The only other method is the one suggested by him in his letter, viz., a direct legislative Act naming him in the appropriation Bill for the office and fixing his grade and salary after its insertion in the Estimates. This is a matter solely ih the jurisdiction of the Government.
This course has been followed in a great many cases not only this session but in other sessions, and it is the course which I have adopted on this occasion. Mr. Sherwood has had a very good certificate given him by his chief, Mr. Colwell, who has described him as a very good man and perfectly qualified. At the opening of the present session, when Mr. Colwell was ill, Mr. Sherwood was in charge of the office and everything went well. Mr. Sherwood has been attending to his duties during the session, and he is doing well; he could not do better, according to his chief, and he desires appointment to the office.
Would it be possible for Mr. Sherwood, who is attending to his duties here morning, afternoon and night, to prepare for the Civil Service examination?

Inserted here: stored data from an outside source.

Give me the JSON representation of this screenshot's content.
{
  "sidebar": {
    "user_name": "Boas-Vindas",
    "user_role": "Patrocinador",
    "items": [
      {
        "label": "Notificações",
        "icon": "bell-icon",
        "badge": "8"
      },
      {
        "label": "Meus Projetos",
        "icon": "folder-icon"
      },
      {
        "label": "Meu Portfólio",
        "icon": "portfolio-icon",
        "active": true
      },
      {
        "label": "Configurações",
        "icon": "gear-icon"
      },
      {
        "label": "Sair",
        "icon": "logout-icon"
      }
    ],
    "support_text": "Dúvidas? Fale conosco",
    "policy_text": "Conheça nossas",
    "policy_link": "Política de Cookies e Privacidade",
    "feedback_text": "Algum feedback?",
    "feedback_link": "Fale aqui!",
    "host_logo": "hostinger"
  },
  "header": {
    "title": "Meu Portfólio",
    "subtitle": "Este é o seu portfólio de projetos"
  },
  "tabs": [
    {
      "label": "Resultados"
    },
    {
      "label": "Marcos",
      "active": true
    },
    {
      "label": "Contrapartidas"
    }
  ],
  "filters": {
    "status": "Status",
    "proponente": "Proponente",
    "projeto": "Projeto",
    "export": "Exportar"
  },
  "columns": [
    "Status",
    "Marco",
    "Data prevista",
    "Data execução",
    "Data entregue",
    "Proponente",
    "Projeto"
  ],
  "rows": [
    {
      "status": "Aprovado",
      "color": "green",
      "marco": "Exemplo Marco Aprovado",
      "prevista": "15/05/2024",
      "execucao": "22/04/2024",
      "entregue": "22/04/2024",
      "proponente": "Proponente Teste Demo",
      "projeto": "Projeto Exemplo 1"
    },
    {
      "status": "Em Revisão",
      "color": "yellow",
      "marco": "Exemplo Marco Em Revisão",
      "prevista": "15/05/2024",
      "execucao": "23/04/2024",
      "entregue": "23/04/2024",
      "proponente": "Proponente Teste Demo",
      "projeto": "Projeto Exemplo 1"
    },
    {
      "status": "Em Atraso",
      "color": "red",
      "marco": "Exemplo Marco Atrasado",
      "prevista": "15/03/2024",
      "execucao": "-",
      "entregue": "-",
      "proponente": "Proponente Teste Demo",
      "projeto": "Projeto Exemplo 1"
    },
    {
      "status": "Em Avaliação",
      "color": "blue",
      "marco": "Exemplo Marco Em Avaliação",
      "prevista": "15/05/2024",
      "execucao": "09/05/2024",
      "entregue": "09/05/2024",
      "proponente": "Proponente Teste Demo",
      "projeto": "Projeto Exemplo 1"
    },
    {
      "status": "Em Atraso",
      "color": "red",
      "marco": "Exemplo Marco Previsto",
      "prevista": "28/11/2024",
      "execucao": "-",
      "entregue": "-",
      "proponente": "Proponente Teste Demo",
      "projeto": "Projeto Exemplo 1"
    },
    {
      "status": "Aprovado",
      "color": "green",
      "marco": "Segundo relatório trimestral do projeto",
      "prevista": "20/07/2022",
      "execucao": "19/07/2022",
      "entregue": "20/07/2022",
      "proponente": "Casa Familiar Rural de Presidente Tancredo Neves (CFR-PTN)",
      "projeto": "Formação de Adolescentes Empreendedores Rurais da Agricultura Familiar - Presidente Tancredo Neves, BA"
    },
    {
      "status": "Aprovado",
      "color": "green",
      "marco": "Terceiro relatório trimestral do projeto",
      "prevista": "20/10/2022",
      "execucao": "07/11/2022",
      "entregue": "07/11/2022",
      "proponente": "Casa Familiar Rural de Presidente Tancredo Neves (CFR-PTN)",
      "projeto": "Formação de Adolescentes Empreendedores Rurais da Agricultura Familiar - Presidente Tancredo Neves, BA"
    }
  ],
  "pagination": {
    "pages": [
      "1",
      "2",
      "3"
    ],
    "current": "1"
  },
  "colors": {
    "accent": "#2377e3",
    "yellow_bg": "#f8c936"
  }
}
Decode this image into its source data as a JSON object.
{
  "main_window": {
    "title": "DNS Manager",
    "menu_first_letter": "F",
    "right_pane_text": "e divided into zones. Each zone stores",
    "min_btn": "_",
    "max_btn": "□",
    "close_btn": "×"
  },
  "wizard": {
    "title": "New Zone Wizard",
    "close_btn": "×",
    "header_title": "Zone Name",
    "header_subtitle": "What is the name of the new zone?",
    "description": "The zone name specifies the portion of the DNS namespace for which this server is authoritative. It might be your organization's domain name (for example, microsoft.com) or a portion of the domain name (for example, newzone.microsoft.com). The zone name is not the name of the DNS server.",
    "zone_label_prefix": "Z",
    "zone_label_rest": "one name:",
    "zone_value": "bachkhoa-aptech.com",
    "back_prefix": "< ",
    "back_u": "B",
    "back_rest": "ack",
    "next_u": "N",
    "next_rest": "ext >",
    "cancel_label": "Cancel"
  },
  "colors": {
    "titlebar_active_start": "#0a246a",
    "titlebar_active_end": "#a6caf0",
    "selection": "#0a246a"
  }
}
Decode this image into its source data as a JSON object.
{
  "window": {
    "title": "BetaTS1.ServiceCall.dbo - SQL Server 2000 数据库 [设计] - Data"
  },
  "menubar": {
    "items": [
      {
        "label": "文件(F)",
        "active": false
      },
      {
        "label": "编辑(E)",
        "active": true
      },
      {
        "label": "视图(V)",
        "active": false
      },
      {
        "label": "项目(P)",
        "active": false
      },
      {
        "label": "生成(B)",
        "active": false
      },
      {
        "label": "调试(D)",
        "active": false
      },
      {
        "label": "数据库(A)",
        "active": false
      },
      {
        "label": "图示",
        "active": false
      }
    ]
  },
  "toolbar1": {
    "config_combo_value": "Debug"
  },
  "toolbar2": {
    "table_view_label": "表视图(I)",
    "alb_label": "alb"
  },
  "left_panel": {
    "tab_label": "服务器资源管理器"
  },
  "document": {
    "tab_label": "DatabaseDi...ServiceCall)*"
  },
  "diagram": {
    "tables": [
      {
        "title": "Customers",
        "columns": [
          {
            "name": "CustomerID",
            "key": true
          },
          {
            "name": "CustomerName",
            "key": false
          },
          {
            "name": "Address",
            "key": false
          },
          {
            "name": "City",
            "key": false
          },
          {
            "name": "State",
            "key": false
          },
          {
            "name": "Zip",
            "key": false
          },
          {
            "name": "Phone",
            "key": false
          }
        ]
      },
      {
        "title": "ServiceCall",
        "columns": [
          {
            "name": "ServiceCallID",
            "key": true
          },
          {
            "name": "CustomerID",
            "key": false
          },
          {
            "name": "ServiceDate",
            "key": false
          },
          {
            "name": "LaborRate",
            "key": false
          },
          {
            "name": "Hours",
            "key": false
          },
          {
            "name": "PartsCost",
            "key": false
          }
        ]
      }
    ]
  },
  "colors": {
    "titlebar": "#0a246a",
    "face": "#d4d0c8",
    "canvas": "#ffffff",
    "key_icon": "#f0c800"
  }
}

I submit that consideration to the House, and I think that every hon. gentleman who wants to be fair will admit that it would not be easy for Mt. Sherwood to prepare for an examination. The Speaker is responsible for the good ladministration of this department. Here is a man who is perfectly qualified. His functions are very, very important, as can be judged by the letter of Mr. Colwell, which was read this afternoon. If there is anything wrong in connection with the work ot this office any member can come to this House and place the blame upon the Speaker. I ask the House if I was not well advised in asking the Government to put this amount in the Supplementary Estimates?